Who wears a white hat, a black mask, carries silver bullets in a silver gun, and rides a lawnmower? The Lawn Ranger.
I've been fiending over the fact that I haven't cut my grass in over a week. It's a weekend thing, you see, to make sure the yard is cut. It's been that way since I lived here with my folks and was old enough to ride on our new (at the time) Gravely riding mower, with it's massive 20" or so cutting deck. It's been that way ever since.
And before you panic, don't, because I'm not one of those guys who gets out there and makes sure his lawn is cut so short it looks like it's dirt that's been spray-painted green. My redneck neighbor is one of Those Guys. He cuts his postage-stamp sized yard with a borrowed professional model cutter, one of those huge Dixon Zero Turning Radius things with the huge back wheels and nothing but a deck in front. It takes him about three minutes, but when he's done it looks like someone came in the night and stole all his St. Augustine grass and replaced it with pale green Astroturf. I'm astounded that poor grass can grow at all.
See, I learned a long time ago that while that Astro-turf look in a yard is decent, because of it's frightening uniformity, a yard should also be enjoyable, should be a place where you can walk across it barefoot without fear of having your feet cut to ribbons by razor-edged half-inch long grass stubs. This is a yard, not a pit filled with punji stakes.

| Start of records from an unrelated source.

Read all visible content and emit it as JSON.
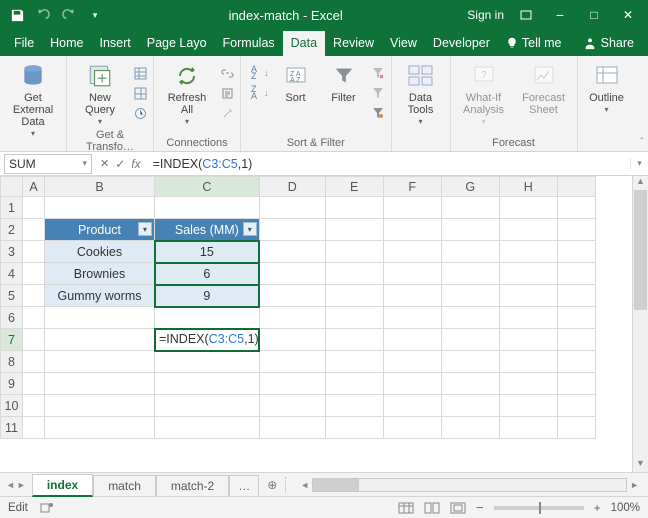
{
  "title": "index-match - Excel",
  "signin": "Sign in",
  "tabs": {
    "file": "File",
    "home": "Home",
    "insert": "Insert",
    "pagelayout": "Page Layo",
    "formulas": "Formulas",
    "data": "Data",
    "review": "Review",
    "view": "View",
    "developer": "Developer",
    "tellme": "Tell me",
    "share": "Share"
  },
  "ribbon": {
    "getexternal": "Get External\nData",
    "newquery": "New\nQuery",
    "gettransform": "Get & Transfo…",
    "refreshall": "Refresh\nAll",
    "connections": "Connections",
    "sort": "Sort",
    "filter": "Filter",
    "sortfilter": "Sort & Filter",
    "datatools": "Data\nTools",
    "whatif": "What-If\nAnalysis",
    "forecastsheet": "Forecast\nSheet",
    "forecast": "Forecast",
    "outline": "Outline"
  },
  "namebox": "SUM",
  "formula_plain": "=INDEX(C3:C5,1)",
  "formula_prefix": "=INDEX(",
  "formula_ref": "C3:C5",
  "formula_suffix": ",1)",
  "columns": [
    "A",
    "B",
    "C",
    "D",
    "E",
    "F",
    "G",
    "H"
  ],
  "rows": [
    "1",
    "2",
    "3",
    "4",
    "5",
    "6",
    "7",
    "8",
    "9",
    "10",
    "11"
  ],
  "table": {
    "h1": "Product",
    "h2": "Sales (MM)",
    "r": [
      [
        "Cookies",
        "15"
      ],
      [
        "Brownies",
        "6"
      ],
      [
        "Gummy worms",
        "9"
      ]
    ]
  },
  "sheets": {
    "s1": "index",
    "s2": "match",
    "s3": "match-2",
    "more": "…"
  },
  "status": {
    "mode": "Edit",
    "zoom": "100%"
  },
  "glyph": {
    "dropdown": "▾",
    "minus": "−",
    "plus": "+",
    "dots": "…",
    "x": "✕",
    "check": "✓",
    "fx": "fx",
    "left": "◄",
    "right": "►",
    "square": "□",
    "max": "▭"
  }
}
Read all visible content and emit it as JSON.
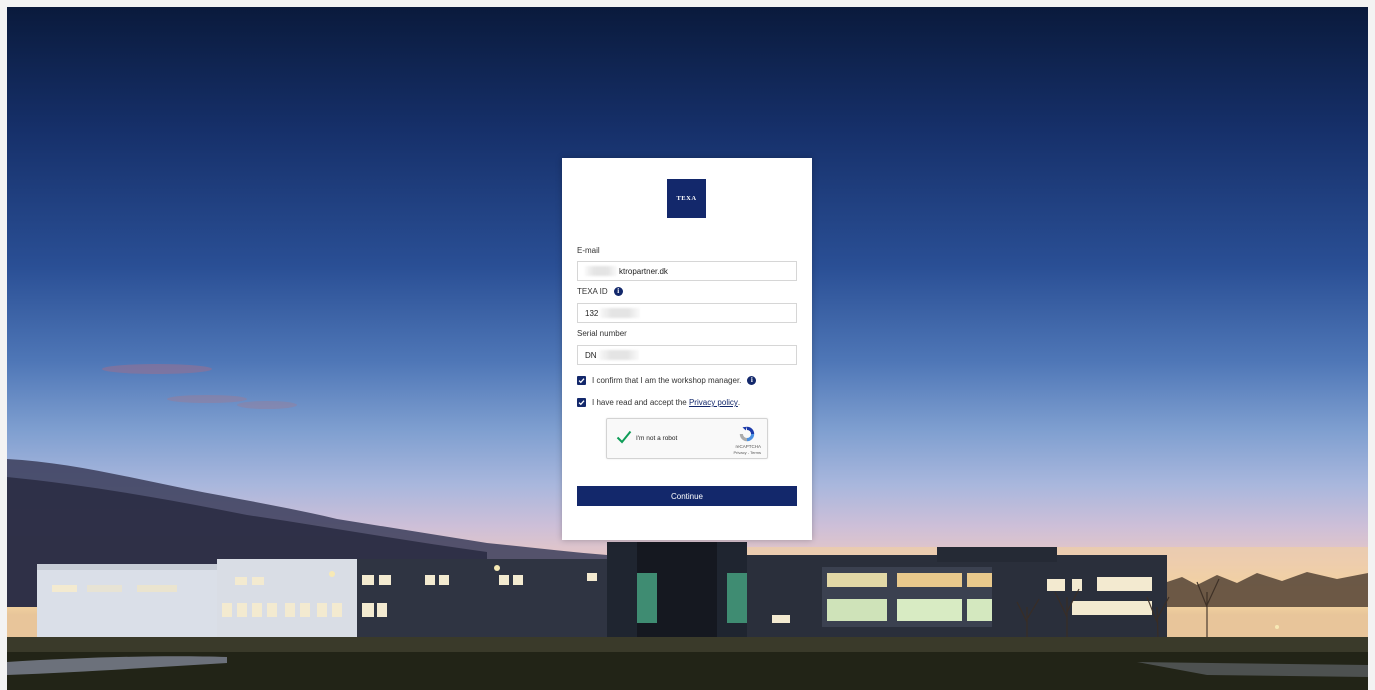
{
  "brand": {
    "logo_text": "TEXA",
    "color": "#13286b"
  },
  "form": {
    "email": {
      "label": "E-mail",
      "value_visible": "ktropartner.dk"
    },
    "texa_id": {
      "label": "TEXA ID",
      "info_icon": "info-icon",
      "value_visible": "132"
    },
    "serial_number": {
      "label": "Serial number",
      "value_visible": "DN"
    },
    "confirm_manager": {
      "checked": true,
      "label": "I confirm that I am the workshop manager.",
      "info_icon": "info-icon"
    },
    "privacy": {
      "checked": true,
      "label_prefix": "I have read and accept the ",
      "link_text": "Privacy policy",
      "label_suffix": "."
    },
    "recaptcha": {
      "label": "I'm not a robot",
      "brand": "reCAPTCHA",
      "terms": "Privacy - Terms",
      "verified": true
    },
    "submit_label": "Continue"
  }
}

So, years and years ago I got the message and raised the cutting deck on my mower an inch or so, and now I get nothing but compliments along the lines of:
"Wow, Irrelephant, you're yard is so soft! What do you do to make it so soft?"
"Your grass is so thick! Very pretty!"
"Hey, I can walk across your yard barefoot and not need medicated socks after!"
I like a soft veldt of yard. But it's still uniform, and is planted carefully, tended carefully, and so forth. So the question then arises: When did we get this way? What guy decided that we needed to have manicured lawns? Have you ever looked out an airplane window or at a aerial photo of a suburb and seen the cookie-cutter look of those places? Perfect little squares bordered by streets and sidewalks, occasionally the freakish blue of a swimming pool, and the uniform green of yards, stretching out endlessly. Who decided we needed perfect yards? Is it some sort of extension of Man's Need to exert control over what we see as Nature's Chaos? Do we feel the need to reach out our hand and take the pristine wildness of prairie and turn it into bunkers and sand traps and perfectly rolled Zoysa grass?
I can see it now. First Man, standing in the entrance to his cave one evening, the sun setting across the prehistoric world, his belly full of Stew*, smoking an after-dinner pipe, thinking to himself "You know, that long slope of dirt and weeds in front of the cave would look awfully nice if it was all flat and smooth. And maybe some zinnias over there by the brontosaurus, and a nice water feature. And it'd sure make my neighbor Ug over there jealous."
I'm certain that's how it all started. From there it was all a down-hill slide into watering, careful chemical and fertilizer additions, and those weed-eaters that have the big blade on the end that you have to run down the driveway and sidewalk with, cutting a huge black gouge in the earth alongside the concrete, throwing sparks and making that horrible churring sound when you get too close, and those small sweaty swarthy guys in white T-shirts that insist on running a leaf blower at full throttle underneath your window while you're trying to make youself understood on the phone to your profoundly deaf 95 year old grandmother who wants to include you in her big fat will but cannot remember how to spell your first name.
I know that's what's holding me back. I can feel it. Change is trying to come, has been sniffing around the doors and windows for years and years now, eager for a way in, but it's being held back by a mass of grass clippings that I should have composted instead of leaving it in the yard, thinking that the mulching blade was a better option, and that little brown man with his 150mph blower keeps blowing it down to the Jones' house.
*Stew was the First Meal, you see. The first time Man stepped into the first cave with his mate and started a cooking fire, the first meal she ever served him was Stew.